彼のその言葉に、私は少し顔をしかめる。なんて甘ったるそうな名前なんだ。「お前は?」と聞かれたので、「コーヒー、ブラック。」とつっけんどんに返す。
ウエイトレスのお姉さんは「かしこまりました」と注文を機械に打ち込んで立ち去った。

放課後丸井に「パフェ食いに行こうぜ」と誘われたことはこれが初めてではない。これまでは、何かと理由をつけて断ってきたが、今回ついにこのファミレスまで連れて来られてしまった。
丸井からの誘いを断る理由に使おうと思ってたのに「俺との用事はまた今度で構わないぞ」と言った柳くん、一生怨む。

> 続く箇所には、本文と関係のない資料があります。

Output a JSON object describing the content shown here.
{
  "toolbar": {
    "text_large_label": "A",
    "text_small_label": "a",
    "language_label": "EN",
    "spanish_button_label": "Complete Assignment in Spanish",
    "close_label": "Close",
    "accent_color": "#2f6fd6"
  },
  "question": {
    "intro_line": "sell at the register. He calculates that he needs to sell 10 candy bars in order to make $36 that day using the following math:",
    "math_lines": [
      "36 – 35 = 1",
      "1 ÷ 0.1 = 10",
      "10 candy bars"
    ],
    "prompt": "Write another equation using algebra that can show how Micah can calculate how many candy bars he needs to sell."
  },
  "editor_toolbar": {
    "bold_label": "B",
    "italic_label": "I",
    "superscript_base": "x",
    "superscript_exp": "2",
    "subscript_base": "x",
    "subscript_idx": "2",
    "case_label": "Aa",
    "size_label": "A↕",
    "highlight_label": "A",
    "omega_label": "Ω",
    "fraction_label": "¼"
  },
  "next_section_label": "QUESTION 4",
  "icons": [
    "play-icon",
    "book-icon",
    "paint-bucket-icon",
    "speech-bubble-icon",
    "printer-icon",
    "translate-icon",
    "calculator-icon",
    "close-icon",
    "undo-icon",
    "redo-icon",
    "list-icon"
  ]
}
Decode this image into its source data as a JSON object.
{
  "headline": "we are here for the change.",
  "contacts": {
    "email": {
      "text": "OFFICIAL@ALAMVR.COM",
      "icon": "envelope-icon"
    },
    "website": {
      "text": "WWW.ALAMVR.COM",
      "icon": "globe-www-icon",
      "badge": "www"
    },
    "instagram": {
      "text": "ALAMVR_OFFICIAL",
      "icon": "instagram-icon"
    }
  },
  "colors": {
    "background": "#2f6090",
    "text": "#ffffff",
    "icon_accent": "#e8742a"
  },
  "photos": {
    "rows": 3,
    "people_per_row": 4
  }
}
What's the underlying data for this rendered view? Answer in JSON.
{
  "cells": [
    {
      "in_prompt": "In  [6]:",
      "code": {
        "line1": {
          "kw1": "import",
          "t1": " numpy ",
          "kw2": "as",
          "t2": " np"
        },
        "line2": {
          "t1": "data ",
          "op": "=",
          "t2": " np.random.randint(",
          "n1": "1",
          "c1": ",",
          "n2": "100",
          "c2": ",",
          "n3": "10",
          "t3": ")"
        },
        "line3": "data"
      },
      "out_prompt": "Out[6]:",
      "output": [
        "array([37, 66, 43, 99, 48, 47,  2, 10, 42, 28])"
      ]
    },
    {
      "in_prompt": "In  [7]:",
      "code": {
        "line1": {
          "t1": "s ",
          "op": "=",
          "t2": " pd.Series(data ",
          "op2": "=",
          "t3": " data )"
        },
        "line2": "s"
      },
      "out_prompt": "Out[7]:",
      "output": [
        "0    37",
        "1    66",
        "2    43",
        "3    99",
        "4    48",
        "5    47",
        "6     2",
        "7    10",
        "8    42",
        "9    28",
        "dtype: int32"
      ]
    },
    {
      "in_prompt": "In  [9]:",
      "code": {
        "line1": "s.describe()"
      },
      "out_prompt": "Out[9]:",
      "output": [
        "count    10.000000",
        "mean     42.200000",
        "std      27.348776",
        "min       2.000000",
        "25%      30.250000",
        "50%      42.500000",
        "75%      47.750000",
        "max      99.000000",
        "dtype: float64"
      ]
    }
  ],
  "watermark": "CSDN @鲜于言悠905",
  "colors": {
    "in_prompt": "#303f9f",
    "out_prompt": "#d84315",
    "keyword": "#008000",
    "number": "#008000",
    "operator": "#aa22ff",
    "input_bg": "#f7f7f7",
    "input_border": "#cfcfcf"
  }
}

案の定、席に運ばれてきたのはスーパーデラックスという名前も頷けるほど大きなパフェで、持ってきたお姉さんには失礼だが、思わず「うわあ」と声が出た。
それに嬉々としてスプーンを突き刺し、口に運ぶ丸井を見て、さらにげんなりとした気分になる。
「よくそんな甘いの食べられるね。」と呟くと「一口食うか?」とスプーンを差し出された。首を左右に振って断ると、彼は「ふうん、」と感心なさそうな返事をして再びもくもくとパフェを食べる作業に戻る。それをコーヒーを流し込みながらぼんやり眺めていると、不意に「あのさ、」と声をかけられた。

「……お前もしかして、甘いもの嫌い?」
「嫌いじゃないけどさ…。」

そう、嫌いではない。でも甘すぎる物は苦手…と言って、大人だと思われたいのだ。……本当は甘いものを食べたいのを我慢している。だから、丸井がおいしそうに食べている姿を見てイライラしてしまう。…やつあたりだというのはわかってる。

「それって、逆にガキっぽくね…?」
「うっさい、……丸井の食べ物の好みの方がガキだよ。」
「自分を偽らずに生きている俺の方がお前よりずっと大人だと思うぜぃ?」

確かにそうかもしれない、嘘で塗り固めて、ホントの自分を偽って、そんなんでわたしはちゃんと大人になれるのだろうか。

「安心しろよ」

そう言って、丸井は私の顎のあたりにそっと触れた。
彼の顔が近付いてきて、目を閉じる暇もない。唇に柔らかい物が触れる。肩を押して引き剥がそうとするけれど、びくともしない。口内にぬるりとしたものが入りこんできて、めちゃくちゃに荒される。舌を絡め取られ、歯列をなぞられ、背中にぞわりと鳥肌がたつ。
……苺チョコパフェスーパーデラックスって、こんな味なんだ。想像よりも甘くなくて、苺の酸味が爽やかだ。私たちがやっていることは全然爽やかではないけれど。

すっと丸井が離れていって、銀色の雫が糸を引く。何事もなかったかのように、彼は席に着く。だが、濡れた口元がその痕跡を物語っている。
彼は平然としているが、私はずっと呼吸ができないでいたから息も絶え絶えだ。丸井をおもいっきり睨みつけると、彼はにやっと楽しそうに笑った。

「ほら、子供はこんなコトしないぜ。」

ばかやろう、ここはファミレスだぞ。